Hana Stith co-founded Fort Wayne's African/African-American Historical Museum. (News-Sentinel.com file photo)

Fort Wayne civil-rights icon Hana Stith has died at age 90.

Born in Fort Wayne on Aug. 25, 1928, Stith was co-founder of the African/African-American Historical Society Museum and taught for 36 years, being among the first African-American teachers to be hired by Fort Wayne Community Schools. She was a graduate of Central High School and received bachelor’s and master’s degrees in education from the University of Saint Francis. Honors included the Sagamore of the Wabash and Saint Francis University Honorary Doctorate of Humane Letters.

Stith joined the junior branch of the NAACP before graduating from Central in 1946 and received a scholarship from the Fourth District Lay Organization of the African Methodist Episcopal Church and used it to attend Wilberforce College in Wilberforce, Ohio, the first institution of higher education owned and operated by African Americans. Stith finished her education at Saint. Francis College, earning both her bachelor’s and master’s degrees there and was certified by Purdue University in guidance and counseling.

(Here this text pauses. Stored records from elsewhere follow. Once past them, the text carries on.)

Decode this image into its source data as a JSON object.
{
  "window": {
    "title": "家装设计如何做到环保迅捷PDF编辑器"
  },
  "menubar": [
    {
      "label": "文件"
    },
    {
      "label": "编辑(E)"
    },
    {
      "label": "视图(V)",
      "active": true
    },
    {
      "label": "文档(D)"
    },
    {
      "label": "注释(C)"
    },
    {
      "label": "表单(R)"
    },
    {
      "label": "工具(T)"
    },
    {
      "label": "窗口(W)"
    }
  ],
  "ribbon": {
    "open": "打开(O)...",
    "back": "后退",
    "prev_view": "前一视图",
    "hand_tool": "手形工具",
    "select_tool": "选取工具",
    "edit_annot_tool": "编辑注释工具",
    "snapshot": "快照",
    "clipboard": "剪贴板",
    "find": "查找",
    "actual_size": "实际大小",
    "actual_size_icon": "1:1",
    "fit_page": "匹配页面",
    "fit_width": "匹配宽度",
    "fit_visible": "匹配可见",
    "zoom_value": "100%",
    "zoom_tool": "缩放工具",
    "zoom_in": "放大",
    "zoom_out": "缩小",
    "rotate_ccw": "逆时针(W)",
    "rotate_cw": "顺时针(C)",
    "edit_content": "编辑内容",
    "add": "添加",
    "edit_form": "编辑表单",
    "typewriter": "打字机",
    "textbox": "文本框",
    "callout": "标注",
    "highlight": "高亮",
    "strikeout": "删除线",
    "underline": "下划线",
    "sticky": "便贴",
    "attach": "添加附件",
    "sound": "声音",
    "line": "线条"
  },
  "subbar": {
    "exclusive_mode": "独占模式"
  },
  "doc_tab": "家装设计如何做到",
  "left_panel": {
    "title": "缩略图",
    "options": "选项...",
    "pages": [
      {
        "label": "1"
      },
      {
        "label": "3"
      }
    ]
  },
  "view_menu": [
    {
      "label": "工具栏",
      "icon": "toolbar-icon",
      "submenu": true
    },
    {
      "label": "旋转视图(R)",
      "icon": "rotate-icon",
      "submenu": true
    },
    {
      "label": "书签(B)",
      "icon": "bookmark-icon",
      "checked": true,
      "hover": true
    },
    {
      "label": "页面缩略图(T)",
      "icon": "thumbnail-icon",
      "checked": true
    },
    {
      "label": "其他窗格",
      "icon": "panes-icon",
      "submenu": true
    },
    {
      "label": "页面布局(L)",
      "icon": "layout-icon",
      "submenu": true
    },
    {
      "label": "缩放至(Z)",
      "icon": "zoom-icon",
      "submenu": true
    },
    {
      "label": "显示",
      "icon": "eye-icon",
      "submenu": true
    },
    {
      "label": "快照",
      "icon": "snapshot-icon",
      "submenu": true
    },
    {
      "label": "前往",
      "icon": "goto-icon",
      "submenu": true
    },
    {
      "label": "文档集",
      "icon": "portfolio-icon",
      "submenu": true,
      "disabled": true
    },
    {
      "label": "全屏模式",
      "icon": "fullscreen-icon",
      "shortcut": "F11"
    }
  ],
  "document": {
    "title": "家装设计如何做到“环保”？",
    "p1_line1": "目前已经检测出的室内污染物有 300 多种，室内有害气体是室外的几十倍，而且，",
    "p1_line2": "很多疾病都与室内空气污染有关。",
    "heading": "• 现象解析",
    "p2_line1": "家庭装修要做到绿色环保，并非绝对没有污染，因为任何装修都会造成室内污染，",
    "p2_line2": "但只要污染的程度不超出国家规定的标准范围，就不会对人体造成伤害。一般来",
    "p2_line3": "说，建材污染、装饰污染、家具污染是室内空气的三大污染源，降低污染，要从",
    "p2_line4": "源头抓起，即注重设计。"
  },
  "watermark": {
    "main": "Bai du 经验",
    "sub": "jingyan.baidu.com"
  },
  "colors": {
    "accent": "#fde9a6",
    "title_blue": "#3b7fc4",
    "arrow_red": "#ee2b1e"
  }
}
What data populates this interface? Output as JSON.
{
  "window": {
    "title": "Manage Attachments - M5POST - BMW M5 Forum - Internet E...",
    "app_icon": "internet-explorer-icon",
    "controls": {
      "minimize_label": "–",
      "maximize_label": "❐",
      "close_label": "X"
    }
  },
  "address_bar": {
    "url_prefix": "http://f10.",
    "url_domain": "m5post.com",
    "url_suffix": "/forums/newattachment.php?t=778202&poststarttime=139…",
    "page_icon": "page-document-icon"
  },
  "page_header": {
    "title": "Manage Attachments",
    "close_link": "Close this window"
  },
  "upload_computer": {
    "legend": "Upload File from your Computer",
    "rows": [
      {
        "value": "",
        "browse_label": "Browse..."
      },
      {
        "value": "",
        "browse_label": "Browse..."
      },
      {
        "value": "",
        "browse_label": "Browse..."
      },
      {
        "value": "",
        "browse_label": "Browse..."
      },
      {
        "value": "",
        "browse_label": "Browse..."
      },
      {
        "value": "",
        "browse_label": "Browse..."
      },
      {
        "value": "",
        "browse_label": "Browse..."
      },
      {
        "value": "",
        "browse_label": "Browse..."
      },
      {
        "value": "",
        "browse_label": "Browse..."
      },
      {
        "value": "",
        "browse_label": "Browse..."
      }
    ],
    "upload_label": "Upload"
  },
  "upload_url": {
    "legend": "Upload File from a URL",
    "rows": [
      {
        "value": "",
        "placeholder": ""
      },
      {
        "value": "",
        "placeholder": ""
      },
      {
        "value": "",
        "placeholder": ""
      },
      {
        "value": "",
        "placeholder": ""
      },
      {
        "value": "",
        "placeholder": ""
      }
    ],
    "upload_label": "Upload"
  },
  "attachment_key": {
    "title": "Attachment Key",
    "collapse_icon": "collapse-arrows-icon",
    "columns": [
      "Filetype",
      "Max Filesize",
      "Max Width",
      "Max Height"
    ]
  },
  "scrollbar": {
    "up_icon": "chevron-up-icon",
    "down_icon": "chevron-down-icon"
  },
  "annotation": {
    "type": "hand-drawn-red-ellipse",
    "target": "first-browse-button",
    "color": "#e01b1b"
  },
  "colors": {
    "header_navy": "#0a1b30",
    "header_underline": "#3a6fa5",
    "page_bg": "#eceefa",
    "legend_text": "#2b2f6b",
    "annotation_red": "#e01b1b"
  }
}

After becoming a teacher in 1960, Stith spent 22 years as a classroom teacher and then became a Title I teacher, instructing students who needed individual attention in reading and math. She retired from teaching in 1996 and became a docent for the Lincoln Museum as well as a board member of the local NAACP chapter before co-founding the African/African American Historical Society in 1998 with her late husband, Harold. In 1999 she found a home for the African/African American Historical Museum, which opened on Feb. 1, 2000.

Stith was active in the community, serving as an original member of the Fair Housing Group and an early member of the Panel of American Women. As the first woman appointed to the Fort Wayne Redevelopment Commission, she served 12 years under four mayors and set a record for serving longer than anyone else. She also was appointed to the Metropolitan Human Relations Commission, serving four years, and the Fort Wayne Board of Safety, serving six years. As a member of the Turner Chapel A.M.E. Church, she was the director of the Commission on Christian Education. She taught Sunday school for 17 years and organized the church’s first vacation Bible school.